Mei Mei launched its #ChefsForFeds offer yesterday. “Our plan as of right now is between 2 to 7 p.m. every day, we’re going to be offering $15 off a meal with a federal ID, and we’re going to be able to do that for up to 20 meals per day,” says restaurant cofounder Irene Li. (That’ll buy you a Double Awesome, an egg-and-cheese sandwich on a scallion pancake, with enough left over for a Magical Kale Salad, or maybe some pierogi dumplings.)


“We are very much a community-oriented business, and we work with a lot of community organizations that focus on hunger,” says Li, who is on the boards of Project Bread, Lovin’ Spoonfuls, and Haley House. “Any time there’s an opportunity for us to be feeding people who are for whatever reason not able to pay . . . we’re really happy about that. What’s nice in this case is that feeding furloughed workers is not a particularly partisan issue. It’s a clearly positive thing to do regardless of your political beliefs. It’s not that often we get to do something that’s relevant to politics but not inherently politically charged.”
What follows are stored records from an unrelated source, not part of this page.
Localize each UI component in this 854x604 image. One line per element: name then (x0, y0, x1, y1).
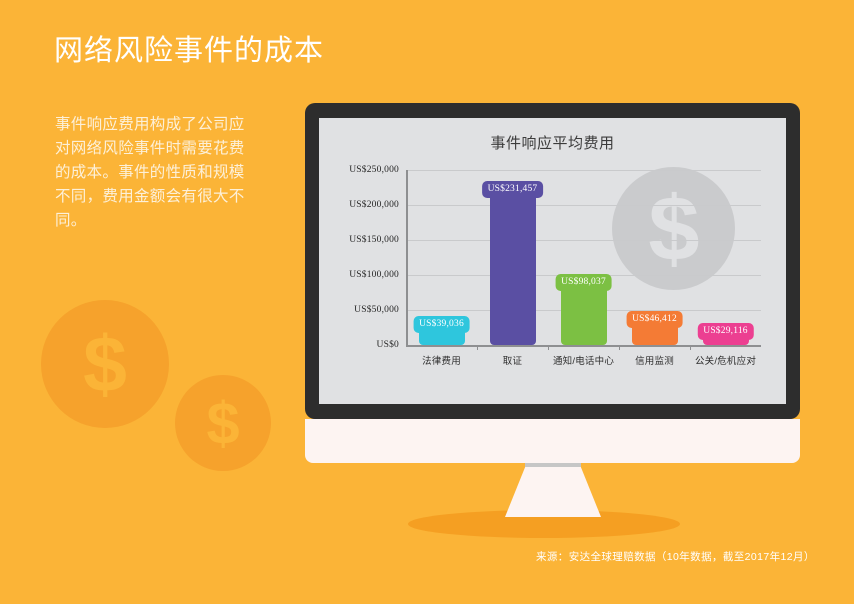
svg-text:$: $ (648, 183, 699, 275)
x-axis-tick-mark (619, 345, 620, 350)
x-axis-tick-label: 取证 (503, 353, 522, 367)
svg-text:$: $ (83, 323, 127, 405)
chart-plot-area: $ US$250,000US$200,000US$150,000US$100,0… (406, 170, 761, 345)
monitor-screen: 事件响应平均费用 $ US$250,000US$200,000US$150,00… (319, 118, 786, 404)
y-axis-tick-label: US$200,000 (349, 200, 399, 210)
x-axis-tick-label: 信用监测 (635, 353, 674, 367)
dollar-coin-large-icon: $ (41, 300, 169, 428)
dollar-coin-small-icon: $ (175, 375, 271, 471)
x-axis-tick-mark (548, 345, 549, 350)
monitor-chin (305, 419, 800, 463)
x-axis-tick-label: 法律费用 (422, 353, 461, 367)
x-axis-tick-mark (477, 345, 478, 350)
chart-bar: US$98,037 (561, 276, 607, 345)
x-axis-line (406, 345, 761, 347)
chart-bar: US$39,036 (419, 318, 465, 345)
y-axis-line (406, 170, 408, 345)
chart-title: 事件响应平均费用 (319, 132, 786, 153)
monitor-stand (505, 467, 601, 517)
y-axis-tick-label: US$50,000 (354, 305, 399, 315)
gridline (406, 170, 761, 171)
gridline (406, 205, 761, 206)
source-note: 来源：安达全球理赔数据（10年数据，截至2017年12月） (536, 549, 815, 564)
chart-bar: US$29,116 (703, 325, 749, 345)
gridline (406, 240, 761, 241)
bar-value-label: US$39,036 (413, 316, 470, 333)
x-axis-tick-mark (690, 345, 691, 350)
bar-value-label: US$29,116 (697, 323, 753, 340)
x-axis-tick-label: 公关/危机应对 (695, 353, 756, 367)
y-axis-tick-label: US$0 (377, 340, 399, 350)
intro-paragraph: 事件响应费用构成了公司应对网络风险事件时需要花费的成本。事件的性质和规模不同，费… (55, 113, 260, 233)
poster-canvas: $ $ 网络风险事件的成本 事件响应费用构成了公司应对网络风险事件时需要花费的成… (0, 0, 854, 604)
chart-bar: US$46,412 (632, 313, 678, 345)
bar-value-label: US$231,457 (482, 181, 544, 198)
y-axis-tick-label: US$150,000 (349, 235, 399, 245)
chart-bar: US$231,457 (490, 183, 536, 345)
x-axis-tick-label: 通知/电话中心 (553, 353, 614, 367)
y-axis-tick-label: US$250,000 (349, 165, 399, 175)
bar-value-label: US$98,037 (555, 274, 612, 291)
page-title: 网络风险事件的成本 (54, 33, 324, 71)
dollar-watermark-icon: $ (612, 167, 735, 290)
svg-text:$: $ (206, 392, 239, 454)
y-axis-tick-label: US$100,000 (349, 270, 399, 280)
bar-value-label: US$46,412 (626, 311, 683, 328)
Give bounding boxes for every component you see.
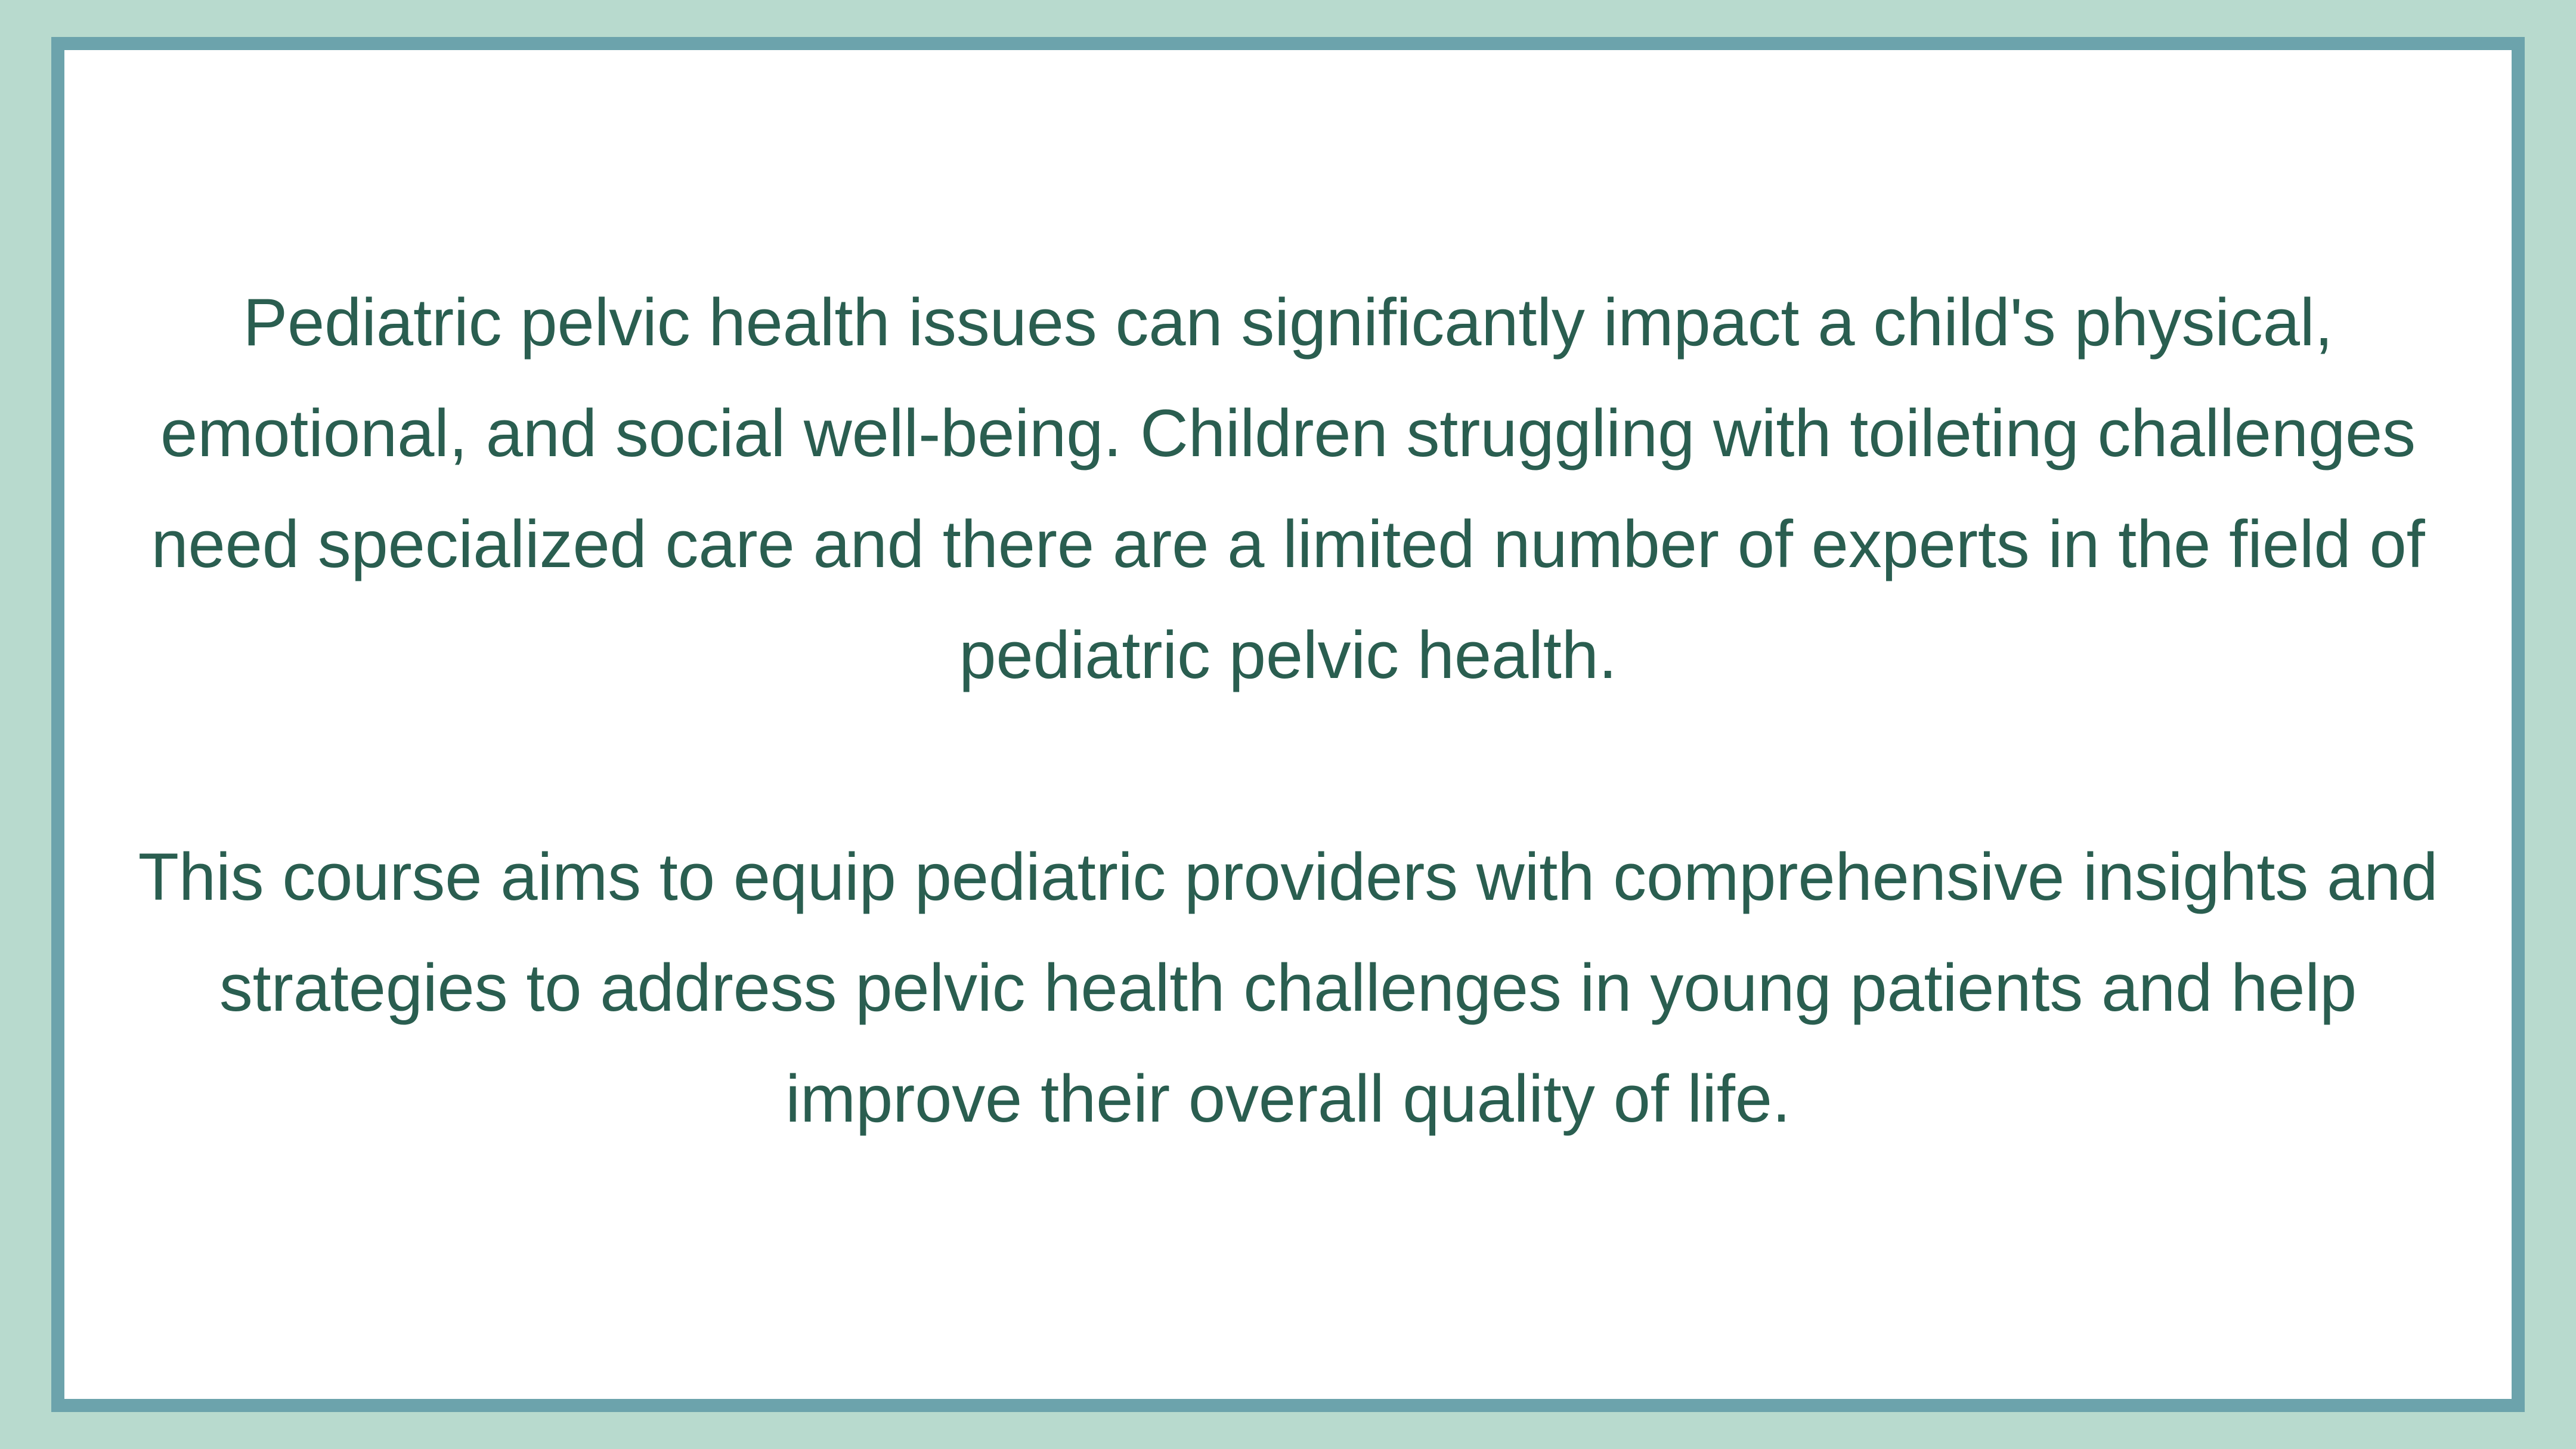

Blue Dragon was already serving furloughed government workers free Shutdown Dumplings when Andres’s team reached out to chef-owner Tsai. “Sign me up. Because how can you not. I have the capacity, I have the right people, and if you can give back, you should give back,” Tsai says. He’s been serving the dumplings in the restaurant from 2 to 5 p.m. (no need to leave a tip, he says); during peak restaurant hours, Blue Dragon packs them to go. Starting Monday, the restaurant will also be offering a variety of rice bowls, with purveyors T.F. Kinnealey & Co. and B&W Quality Growers donating meat and watercress, respectively. “It doesn’t just have to be chefs giving out,” Tsai says.

Andres, whom Tsai calls a friend and “one of the finest beings ever,” is his inspiration, he says. Andres has been nominated for the 2019 Nobel Peace Prize for his work with World Central Kitchen; originally from Spain, he operates acclaimed restaurants such as Jaleo, Minibar, Oyamel, and more.


“Isn’t it ironic,” Tsai says. “Eight thousand people . . . were fed in D.C. because the president wants to build a wall to keep out immigrants, but an immigrant is feeding your federal employees.”